Sans oublier, naturellement, le changement climatique qui est à l'oeuvre tous les jours. La Banque mondiale, dans un rapport récent, évoquait la nécessaire préparation aux migrations climatiques internes. Et je peux vous dire que la France elle-même n'est pas exempte : me rendant avec le Premier ministre, Edouard Philippe, à Saint-Martin, nous avons vu qu'un certain nombre de personnes rêvent de quitter leur domicile pour revenir en métropole et quitter l'île. Donc, quelque part, c'est aussi une conséquence de ces cyclones, de ces ouragans, et l'on voit qu'un certain nombre de personnes, y compris dans notre propre pays, sont confrontées à cela. Ce sont plus de 140 millions de personnes qui, potentiellement, seront amenés à migrer à l'intérieur de leur propre pays d'ici 2050.
La question de la condition des femmes, des jeunes filles et des petites filles dans les contextes fragiles et de conflit est également un enjeu primordial, comme vous nous l'avez rappelé, chère Inna Modja. De ce point de vue-là, la présidence canadienne du G7 a mis ce sujet en haut de l'ordre du jour. C'était une réunion qui était complexe, c'est un mot pudique pour dire les choses.

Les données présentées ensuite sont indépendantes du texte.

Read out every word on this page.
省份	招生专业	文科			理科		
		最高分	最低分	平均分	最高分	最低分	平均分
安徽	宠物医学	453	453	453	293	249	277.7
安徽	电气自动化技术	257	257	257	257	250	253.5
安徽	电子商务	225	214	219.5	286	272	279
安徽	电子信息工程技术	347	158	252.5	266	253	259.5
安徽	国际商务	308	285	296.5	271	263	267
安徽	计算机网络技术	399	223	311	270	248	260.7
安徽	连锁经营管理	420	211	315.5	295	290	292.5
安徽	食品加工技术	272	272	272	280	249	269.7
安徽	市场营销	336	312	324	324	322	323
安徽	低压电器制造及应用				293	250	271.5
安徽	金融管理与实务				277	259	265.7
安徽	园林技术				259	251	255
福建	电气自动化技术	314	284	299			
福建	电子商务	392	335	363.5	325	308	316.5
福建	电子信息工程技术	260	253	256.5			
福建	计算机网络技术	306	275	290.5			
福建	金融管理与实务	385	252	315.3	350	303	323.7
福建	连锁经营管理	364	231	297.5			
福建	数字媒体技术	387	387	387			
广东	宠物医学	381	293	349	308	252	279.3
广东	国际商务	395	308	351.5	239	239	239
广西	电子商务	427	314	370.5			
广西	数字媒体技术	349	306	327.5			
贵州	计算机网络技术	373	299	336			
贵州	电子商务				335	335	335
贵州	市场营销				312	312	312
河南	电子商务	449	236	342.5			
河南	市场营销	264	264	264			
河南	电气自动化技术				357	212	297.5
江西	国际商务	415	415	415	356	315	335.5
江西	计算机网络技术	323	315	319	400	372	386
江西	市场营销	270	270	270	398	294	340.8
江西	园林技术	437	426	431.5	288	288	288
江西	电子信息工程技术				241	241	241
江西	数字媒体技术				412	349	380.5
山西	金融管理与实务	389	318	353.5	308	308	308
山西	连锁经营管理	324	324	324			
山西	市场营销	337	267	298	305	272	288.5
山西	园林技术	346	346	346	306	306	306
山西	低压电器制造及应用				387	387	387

Mais je remercie nos amis canadiens parce que, grâce à eux, ce sont plusieurs centaines de millions d'euros qui ont été mobilisées pour la condition des femmes dans ces contextes de conflit.
Parce que, hélas les femmes sont les plus touchées par les trafics d'êtres humains, les premières à subir la pauvreté. Tout nous incite donc à agir et surtout à prévenir !
Quelques mots sur la stratégie française présentée aujourd'hui, cette stratégie "Prévention, résilience et paix durable". Il s'agit d'une approche globale où l'on précise une réponse à la fragilisation des Etats et des sociétés. Je veux vous en donner deux ou trois axes avant de laisser les uns et les autres développer, je pense plus particulièrement à Rémy qui pourra revenir sur le fonds "Minka".
Cette stratégie, elle ambitionne de mieux coordonner l'action française et d'agir vraiment de façon globale avec ce nexus diplomatie, sécurité, humanitaire, stabilisation, développement, en lien avec tous nos partenaires internationaux et conformément au droit international humanitaire.
L'idée, c'est d'avoir un fil rouge qui est le rétablissement du contrat social, la gouvernance démocratique. C'est ainsi que nous serons particulièrement actifs pour aider les Etats et les acteurs politiques dans leurs capacités à remplir leurs missions régaliennes et sociales, pour élargir l'espace civique pour renforcer la légitimité politique. Tout cela s'inscrit aussi dans les cinq objectifs du "New Deal pour l'engagement dans les Etats fragiles" de 2011.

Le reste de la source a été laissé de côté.